Nigeria and countries like Ecuador and Chile should consider investing in renewable natural capital and intangible assets, like knowledge, innovation and institutions, as a way to diversify from oil, as their reserves are more likely to be depleted in less than 50 years.
This was revealed in a World Bank report titled “The Changing Wealth of Nations 2021” released yesterday.
According to the report, unless new oil wells are discovered, Nigeria’s current oil reserves will only last around 49 years, while gas still has over 100 years of reserves.

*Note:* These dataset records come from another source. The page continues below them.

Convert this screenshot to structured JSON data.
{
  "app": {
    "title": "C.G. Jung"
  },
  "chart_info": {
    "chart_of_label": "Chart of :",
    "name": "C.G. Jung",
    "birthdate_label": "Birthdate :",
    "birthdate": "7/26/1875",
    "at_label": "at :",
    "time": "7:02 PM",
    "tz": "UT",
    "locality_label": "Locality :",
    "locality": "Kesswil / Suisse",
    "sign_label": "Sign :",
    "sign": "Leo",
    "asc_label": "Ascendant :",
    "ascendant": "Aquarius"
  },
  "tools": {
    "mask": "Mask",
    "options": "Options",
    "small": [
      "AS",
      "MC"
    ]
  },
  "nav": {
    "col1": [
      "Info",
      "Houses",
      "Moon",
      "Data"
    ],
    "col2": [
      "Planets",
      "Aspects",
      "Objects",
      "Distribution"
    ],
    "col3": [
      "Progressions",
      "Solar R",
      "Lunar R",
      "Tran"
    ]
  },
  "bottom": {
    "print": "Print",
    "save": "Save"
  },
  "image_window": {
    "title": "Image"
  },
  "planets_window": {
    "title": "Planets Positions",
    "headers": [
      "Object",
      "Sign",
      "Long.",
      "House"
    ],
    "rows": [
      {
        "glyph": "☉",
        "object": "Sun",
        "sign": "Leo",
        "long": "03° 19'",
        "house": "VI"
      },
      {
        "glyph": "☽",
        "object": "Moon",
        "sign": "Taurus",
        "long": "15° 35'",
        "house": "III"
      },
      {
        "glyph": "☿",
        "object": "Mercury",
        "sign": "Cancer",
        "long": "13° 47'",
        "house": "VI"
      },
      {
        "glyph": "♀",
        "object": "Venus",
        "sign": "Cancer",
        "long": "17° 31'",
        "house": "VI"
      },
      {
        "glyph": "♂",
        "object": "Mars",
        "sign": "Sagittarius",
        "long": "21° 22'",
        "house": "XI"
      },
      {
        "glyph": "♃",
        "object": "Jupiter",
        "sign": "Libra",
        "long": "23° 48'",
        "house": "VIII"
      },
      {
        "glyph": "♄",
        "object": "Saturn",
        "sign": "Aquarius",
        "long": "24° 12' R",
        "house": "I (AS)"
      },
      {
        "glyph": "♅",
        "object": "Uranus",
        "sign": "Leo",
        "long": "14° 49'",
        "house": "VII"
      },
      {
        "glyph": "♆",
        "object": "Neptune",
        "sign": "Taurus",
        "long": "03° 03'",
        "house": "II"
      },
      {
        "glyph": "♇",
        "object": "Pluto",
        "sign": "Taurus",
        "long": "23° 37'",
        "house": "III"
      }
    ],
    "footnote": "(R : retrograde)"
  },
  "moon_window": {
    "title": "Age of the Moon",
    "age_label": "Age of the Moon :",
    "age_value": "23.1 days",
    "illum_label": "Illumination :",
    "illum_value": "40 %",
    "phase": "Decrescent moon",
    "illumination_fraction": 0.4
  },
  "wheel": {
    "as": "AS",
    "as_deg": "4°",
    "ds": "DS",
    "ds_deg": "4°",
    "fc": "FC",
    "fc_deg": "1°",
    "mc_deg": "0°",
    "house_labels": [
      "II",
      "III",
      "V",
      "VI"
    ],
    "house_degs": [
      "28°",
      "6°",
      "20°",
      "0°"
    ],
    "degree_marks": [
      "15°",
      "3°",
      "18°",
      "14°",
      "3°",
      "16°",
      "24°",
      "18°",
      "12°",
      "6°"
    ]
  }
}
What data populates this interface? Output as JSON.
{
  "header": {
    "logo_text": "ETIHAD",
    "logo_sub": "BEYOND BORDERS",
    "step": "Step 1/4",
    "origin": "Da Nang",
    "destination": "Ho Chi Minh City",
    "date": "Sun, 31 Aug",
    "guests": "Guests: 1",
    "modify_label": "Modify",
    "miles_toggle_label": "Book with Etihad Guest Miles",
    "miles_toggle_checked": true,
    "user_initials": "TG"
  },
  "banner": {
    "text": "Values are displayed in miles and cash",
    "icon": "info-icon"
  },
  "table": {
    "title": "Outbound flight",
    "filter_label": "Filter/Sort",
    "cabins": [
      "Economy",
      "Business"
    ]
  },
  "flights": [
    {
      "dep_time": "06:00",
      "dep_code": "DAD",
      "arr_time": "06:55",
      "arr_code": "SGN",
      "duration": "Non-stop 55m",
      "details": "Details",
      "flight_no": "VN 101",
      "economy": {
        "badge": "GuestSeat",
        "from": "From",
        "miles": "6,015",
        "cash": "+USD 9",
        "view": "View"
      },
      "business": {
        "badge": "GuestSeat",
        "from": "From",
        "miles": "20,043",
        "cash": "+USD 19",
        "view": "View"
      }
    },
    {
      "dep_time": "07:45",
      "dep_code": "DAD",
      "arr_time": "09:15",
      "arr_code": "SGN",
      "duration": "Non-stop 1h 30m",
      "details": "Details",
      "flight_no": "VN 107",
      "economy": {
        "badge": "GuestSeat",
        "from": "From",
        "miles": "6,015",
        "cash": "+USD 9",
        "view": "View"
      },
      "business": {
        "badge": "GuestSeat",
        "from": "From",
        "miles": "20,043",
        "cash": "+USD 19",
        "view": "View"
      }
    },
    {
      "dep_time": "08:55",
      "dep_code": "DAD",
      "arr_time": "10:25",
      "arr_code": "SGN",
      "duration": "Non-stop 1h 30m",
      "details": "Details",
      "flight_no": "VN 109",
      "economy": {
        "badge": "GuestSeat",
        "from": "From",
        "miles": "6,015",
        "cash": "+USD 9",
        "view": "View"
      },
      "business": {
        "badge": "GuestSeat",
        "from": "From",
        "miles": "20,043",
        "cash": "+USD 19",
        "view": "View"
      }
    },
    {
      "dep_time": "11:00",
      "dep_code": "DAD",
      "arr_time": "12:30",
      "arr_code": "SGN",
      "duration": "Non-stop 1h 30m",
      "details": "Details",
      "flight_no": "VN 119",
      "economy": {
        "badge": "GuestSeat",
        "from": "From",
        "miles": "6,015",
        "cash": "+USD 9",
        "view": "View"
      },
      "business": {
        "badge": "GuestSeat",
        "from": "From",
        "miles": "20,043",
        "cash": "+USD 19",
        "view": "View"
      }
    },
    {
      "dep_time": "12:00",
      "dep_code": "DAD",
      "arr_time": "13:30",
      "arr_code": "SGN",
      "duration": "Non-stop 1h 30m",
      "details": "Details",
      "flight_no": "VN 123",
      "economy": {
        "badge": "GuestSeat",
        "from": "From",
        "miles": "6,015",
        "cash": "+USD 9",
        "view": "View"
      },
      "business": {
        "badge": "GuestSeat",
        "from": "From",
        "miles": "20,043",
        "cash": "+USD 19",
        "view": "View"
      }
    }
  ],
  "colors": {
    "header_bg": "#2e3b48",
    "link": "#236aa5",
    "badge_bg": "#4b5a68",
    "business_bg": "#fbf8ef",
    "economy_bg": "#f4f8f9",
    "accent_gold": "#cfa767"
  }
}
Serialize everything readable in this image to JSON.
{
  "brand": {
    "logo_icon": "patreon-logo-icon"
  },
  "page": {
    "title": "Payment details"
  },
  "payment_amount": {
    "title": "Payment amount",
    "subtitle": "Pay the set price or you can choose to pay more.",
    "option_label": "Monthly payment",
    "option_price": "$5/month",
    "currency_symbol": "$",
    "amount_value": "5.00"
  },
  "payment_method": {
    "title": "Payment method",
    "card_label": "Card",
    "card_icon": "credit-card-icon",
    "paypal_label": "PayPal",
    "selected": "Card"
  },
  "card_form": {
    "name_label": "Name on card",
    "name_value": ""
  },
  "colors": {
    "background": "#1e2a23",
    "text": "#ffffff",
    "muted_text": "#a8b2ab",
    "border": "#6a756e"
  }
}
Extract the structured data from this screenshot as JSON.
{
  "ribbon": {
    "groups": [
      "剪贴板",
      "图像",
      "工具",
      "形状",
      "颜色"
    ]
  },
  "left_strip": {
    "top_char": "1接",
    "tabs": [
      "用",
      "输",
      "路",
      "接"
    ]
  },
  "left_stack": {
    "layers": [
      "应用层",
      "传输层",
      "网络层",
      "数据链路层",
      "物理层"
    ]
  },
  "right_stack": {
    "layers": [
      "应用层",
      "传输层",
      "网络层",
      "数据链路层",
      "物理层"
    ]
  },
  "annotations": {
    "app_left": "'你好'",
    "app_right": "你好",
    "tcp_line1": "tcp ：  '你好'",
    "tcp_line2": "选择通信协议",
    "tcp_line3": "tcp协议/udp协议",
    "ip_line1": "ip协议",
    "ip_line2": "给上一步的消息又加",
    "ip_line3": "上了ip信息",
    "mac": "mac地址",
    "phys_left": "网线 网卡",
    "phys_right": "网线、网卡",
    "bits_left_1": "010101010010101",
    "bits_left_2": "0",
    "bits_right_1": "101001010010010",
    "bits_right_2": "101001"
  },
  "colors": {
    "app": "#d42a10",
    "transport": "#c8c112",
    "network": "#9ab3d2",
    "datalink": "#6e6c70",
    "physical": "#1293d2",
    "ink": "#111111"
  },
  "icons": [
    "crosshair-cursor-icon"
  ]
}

The report also noted that 18 countries still have oil reserves that will last for more than two generations and that some others have more than a century of reserves, but that “oil-producing countries like Nigeria and Ecuador could run out of oil. fully their oil reserves in less than more than 50 years at current depletion rates, assuming that no other major oil fields are discovered or become commercially viable. “
According to the World Bank report, many countries like Nigeria “with high rents from non-renewable natural capital have not invested enough to offset asset depletion. This is expressed in terms of negative adjusted net savings.
“This is true not only for oil-rich countries such as Iraq and Nigeria, but also for some mineral-rich countries such as Guinea and Sierra Leone. Negative adjusted net savings in these countries is a leading indicator of unsustainable wealth management. If it continues, it will have a negative impact on the value of future wealth.
“This is because the value of a non-renewable asset that runs out is consumed rather than being invested to compensate for the accumulation of assets, for example through human capital or investment in productive capital. Therefore, governments may need to consider policies that would better preserve and create wealth or seek other sources of income to increase their net savings. “
According to the report, investments in renewable natural capital and human capital could help countries diversify their asset portfolios and reduce their dependence on non-renewable natural capital.
He noted that the share of human capital in total wealth increased by more than 10 percentage points between 1995 and 2018 in Nigeria, the Democratic Republic of the Congo and Ghana while it either decreased or remained unchanged in the past. Cameroon, Gabon and the Republic of Congo. .
The report cites Gabon and Nigeria as examples of the decline of several types of wealth.
“Although their non-renewable wealth (mostly from fossil fuels) increased by more than 30% during the commodities boom from 2004 to 2014 (in part due to newly discovered deposits and rising fossil fuel prices ), this non-renewable wealth fell below pre-boom levels after 2015.
“At the same time, these countries have experienced one of the largest declines in renewable natural capital per capita. Gabon went from $ 1,400 to $ 1,200, and Nigeria went from $ 3,000 to $ 1,300 in less than five years. The decline in these assets has in turn affected countries. total capital per capita, especially after 2015.